Sampai bulan lalu, tak banyak orang
yang tidak tahu siapa itu Evan Dimas, Ilham Udin Armiyn, Maldini Pali, dan
nama-nama lain di timnas U-19 itu. Tentu saja, karena mereka tidak beredar di
kompetisi lokal yang mengusung cap profesional, yang lumrahnya mendapatkan
ekspos besar dari media, dan dari mana pemain-pemain timnas diserap.
Anak-anak muda itu --mereka baru
beberapa tahun melepas statusnya sebagaiABG (Anak Baru Gede) adalah
anak-anak SSB, pemain-pemain amatir, berasal dari berbagai daerah, serta jauh
dari gambaran bahwa pemain sepakbola adalah profesi yang mapan secara ekonomi.
Evan sang kapten, misalnya, ayahnya
bekerja sebagai satpam sebuah pusat perbelanjaan atau Muhammad Factur Rohman
yang bapaknya berjualan pakaian atau Maldini Pali yang orangtuanya
"cuma" PNS atau kiper Ravi Murdianto yang bapaknya bekerja sebagai
sopir mobil box sales alat tulis.
Latar belakang keluarga selalu
menjadi cerita menarik untuk diketahui, walaupun sejatinya bukan itu yang
dicari oleh masyarakat Indonesia penggila sepakbola.
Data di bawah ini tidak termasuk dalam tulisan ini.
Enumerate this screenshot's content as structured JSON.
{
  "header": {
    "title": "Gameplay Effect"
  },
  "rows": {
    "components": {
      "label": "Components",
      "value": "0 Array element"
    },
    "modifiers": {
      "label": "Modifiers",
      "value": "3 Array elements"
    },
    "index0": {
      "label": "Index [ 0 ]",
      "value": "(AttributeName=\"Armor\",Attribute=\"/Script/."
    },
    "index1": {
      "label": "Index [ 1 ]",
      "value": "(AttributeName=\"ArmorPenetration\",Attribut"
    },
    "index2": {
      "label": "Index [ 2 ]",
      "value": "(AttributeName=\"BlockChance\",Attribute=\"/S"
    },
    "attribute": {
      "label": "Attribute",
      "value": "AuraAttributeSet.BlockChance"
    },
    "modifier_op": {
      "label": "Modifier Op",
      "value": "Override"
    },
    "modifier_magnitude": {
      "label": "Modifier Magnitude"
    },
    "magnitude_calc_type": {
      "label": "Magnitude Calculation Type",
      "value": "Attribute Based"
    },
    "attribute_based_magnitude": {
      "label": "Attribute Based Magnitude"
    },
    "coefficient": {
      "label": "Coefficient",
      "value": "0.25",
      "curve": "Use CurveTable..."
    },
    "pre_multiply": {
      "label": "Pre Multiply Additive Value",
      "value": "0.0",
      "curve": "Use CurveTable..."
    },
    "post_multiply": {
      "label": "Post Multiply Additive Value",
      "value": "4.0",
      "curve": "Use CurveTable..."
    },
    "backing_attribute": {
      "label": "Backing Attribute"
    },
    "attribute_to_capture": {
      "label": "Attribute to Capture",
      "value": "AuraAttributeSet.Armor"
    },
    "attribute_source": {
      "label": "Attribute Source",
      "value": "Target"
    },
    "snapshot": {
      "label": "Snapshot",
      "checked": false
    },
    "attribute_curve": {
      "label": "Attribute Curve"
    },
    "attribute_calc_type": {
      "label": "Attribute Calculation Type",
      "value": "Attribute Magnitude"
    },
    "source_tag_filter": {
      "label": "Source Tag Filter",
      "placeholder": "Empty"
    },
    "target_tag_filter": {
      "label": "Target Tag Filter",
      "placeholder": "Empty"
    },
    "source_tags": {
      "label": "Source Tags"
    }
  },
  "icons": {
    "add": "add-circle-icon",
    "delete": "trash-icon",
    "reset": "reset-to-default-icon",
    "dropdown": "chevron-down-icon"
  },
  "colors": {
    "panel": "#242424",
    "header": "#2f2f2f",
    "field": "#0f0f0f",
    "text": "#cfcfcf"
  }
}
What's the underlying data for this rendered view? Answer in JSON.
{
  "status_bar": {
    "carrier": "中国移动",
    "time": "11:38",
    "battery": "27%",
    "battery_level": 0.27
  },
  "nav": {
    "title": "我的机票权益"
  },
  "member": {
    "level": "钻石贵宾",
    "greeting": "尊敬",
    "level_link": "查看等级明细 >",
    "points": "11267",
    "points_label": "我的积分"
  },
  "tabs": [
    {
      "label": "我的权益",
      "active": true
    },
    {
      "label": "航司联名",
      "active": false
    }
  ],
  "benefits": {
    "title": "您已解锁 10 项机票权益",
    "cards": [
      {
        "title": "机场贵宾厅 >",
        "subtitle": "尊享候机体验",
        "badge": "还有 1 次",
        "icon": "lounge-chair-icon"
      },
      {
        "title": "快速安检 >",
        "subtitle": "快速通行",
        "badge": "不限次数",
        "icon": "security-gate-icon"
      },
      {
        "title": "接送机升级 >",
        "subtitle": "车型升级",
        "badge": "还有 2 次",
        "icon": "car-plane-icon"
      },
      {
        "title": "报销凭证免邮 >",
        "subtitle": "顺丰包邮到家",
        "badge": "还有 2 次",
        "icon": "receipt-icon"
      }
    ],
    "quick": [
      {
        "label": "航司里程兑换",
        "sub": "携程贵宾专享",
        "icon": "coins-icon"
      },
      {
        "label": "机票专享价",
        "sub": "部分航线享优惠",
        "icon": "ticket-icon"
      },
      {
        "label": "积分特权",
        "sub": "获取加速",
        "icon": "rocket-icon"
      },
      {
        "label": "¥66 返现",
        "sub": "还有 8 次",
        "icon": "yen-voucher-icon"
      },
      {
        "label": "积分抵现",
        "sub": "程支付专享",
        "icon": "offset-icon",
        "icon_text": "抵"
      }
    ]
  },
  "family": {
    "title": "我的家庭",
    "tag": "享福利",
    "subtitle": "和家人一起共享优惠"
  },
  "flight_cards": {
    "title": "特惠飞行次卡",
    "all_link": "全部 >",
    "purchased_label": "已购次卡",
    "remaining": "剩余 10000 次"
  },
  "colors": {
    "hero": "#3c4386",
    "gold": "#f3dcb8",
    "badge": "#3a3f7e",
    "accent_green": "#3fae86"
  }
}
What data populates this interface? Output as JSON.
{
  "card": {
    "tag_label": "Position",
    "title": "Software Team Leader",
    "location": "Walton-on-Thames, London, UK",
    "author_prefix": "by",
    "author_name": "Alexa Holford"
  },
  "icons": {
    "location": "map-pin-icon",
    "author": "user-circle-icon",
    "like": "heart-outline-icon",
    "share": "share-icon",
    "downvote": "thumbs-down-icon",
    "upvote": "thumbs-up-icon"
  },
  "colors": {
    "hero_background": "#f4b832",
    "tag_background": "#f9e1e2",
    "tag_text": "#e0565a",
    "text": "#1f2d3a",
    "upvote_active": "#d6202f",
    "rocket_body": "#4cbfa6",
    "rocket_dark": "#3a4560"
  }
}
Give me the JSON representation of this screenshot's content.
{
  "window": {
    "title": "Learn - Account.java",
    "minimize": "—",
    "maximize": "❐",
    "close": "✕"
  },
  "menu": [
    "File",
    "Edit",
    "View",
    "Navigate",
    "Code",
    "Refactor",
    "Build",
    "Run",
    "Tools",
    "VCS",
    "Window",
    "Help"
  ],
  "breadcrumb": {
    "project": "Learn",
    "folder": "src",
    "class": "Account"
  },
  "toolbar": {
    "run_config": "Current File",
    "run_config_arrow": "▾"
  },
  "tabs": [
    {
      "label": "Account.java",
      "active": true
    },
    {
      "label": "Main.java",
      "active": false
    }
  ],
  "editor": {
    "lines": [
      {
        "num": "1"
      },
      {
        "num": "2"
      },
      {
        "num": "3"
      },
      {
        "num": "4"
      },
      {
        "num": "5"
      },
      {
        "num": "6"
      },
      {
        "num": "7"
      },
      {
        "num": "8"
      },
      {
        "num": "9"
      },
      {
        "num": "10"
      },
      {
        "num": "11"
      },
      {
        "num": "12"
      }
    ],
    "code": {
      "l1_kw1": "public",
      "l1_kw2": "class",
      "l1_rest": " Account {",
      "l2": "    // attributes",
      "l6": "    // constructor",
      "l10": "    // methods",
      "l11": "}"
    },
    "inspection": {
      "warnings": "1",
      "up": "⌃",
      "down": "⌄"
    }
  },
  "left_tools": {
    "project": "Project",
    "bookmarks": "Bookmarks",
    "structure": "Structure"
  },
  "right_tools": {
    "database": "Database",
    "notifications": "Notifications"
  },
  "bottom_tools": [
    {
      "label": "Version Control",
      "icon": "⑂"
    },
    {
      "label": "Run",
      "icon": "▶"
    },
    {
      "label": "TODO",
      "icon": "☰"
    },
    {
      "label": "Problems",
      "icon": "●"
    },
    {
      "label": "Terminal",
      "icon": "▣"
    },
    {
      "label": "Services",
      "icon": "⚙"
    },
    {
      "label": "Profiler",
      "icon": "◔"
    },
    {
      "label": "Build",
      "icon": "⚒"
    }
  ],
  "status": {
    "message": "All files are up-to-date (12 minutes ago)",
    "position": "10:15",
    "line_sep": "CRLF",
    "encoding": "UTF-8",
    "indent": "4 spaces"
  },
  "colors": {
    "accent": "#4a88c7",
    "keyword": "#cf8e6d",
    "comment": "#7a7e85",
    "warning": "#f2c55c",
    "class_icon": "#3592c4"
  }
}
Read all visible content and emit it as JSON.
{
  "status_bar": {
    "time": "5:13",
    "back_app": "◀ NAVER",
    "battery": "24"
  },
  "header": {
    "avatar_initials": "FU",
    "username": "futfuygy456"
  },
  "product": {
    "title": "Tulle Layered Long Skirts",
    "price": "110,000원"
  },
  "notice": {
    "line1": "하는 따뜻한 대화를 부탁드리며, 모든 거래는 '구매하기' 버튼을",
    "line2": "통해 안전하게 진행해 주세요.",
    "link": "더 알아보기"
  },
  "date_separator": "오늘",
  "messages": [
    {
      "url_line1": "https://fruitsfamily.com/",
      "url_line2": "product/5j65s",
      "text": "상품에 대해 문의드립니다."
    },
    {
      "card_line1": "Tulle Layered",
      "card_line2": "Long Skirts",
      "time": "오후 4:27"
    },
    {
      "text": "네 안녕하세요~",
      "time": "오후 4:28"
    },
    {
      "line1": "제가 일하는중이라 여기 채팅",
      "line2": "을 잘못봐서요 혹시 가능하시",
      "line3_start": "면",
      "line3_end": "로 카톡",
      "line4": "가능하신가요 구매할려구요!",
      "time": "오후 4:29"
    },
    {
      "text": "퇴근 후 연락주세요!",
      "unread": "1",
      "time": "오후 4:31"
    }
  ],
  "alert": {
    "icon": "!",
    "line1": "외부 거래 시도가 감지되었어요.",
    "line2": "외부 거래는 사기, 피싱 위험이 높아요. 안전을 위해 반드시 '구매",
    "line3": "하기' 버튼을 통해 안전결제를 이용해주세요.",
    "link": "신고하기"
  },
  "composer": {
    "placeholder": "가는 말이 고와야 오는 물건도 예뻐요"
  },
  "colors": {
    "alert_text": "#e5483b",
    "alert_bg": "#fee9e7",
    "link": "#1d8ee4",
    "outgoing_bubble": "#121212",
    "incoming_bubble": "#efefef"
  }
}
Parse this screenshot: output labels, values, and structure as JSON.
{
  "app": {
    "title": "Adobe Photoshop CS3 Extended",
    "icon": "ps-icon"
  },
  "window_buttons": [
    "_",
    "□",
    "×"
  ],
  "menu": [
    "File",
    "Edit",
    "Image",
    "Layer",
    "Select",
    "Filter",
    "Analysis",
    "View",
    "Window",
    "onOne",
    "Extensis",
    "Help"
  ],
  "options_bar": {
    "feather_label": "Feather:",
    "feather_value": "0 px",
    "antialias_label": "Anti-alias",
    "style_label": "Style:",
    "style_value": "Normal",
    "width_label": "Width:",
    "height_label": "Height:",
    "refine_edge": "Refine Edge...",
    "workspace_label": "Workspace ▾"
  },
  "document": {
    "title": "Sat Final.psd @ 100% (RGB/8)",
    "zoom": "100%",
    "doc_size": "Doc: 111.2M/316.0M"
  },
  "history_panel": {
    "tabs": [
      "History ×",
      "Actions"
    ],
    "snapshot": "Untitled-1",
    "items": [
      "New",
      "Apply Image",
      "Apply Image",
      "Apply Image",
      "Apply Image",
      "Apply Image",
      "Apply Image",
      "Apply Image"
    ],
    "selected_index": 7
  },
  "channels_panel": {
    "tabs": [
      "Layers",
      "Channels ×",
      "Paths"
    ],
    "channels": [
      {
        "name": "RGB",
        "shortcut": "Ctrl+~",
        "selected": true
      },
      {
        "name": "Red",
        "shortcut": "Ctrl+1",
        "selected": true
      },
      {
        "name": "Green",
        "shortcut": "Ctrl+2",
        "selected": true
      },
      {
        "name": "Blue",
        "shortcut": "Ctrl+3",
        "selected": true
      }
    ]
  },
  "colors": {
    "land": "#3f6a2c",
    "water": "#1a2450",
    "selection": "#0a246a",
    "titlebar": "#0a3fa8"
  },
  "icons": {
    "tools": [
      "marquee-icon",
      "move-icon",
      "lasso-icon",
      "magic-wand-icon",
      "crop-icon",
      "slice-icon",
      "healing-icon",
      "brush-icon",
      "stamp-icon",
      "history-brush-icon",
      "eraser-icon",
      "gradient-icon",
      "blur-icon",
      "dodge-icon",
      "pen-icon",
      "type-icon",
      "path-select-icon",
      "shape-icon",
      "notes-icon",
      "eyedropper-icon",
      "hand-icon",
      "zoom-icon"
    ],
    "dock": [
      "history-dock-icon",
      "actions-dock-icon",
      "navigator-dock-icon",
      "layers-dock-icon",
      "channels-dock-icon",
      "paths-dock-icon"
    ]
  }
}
Yang mereka tahu, sampai
bulan lalu, anak-anak muda itu ternyata memperlihatkan sesuatu yang
menjanjikan, yang selama ini entah terbang ke mana dari dunia sepakbola di
tanah air prestasi.
U-19 tentu saja bukan level yang
prestisius, bahkan sampai U-21 sekalipun. Tapi sepakbola di level usia ini
penting karena merupakan sebuah ukuran proses pembinaan dan perkembangan
seorang pemain bola. Khusus buat Indonesia, yang mana istilah "pembinaan
usia muda" dinilai jalan di tempat, keberhasilan "Garuda Muda" menjuara.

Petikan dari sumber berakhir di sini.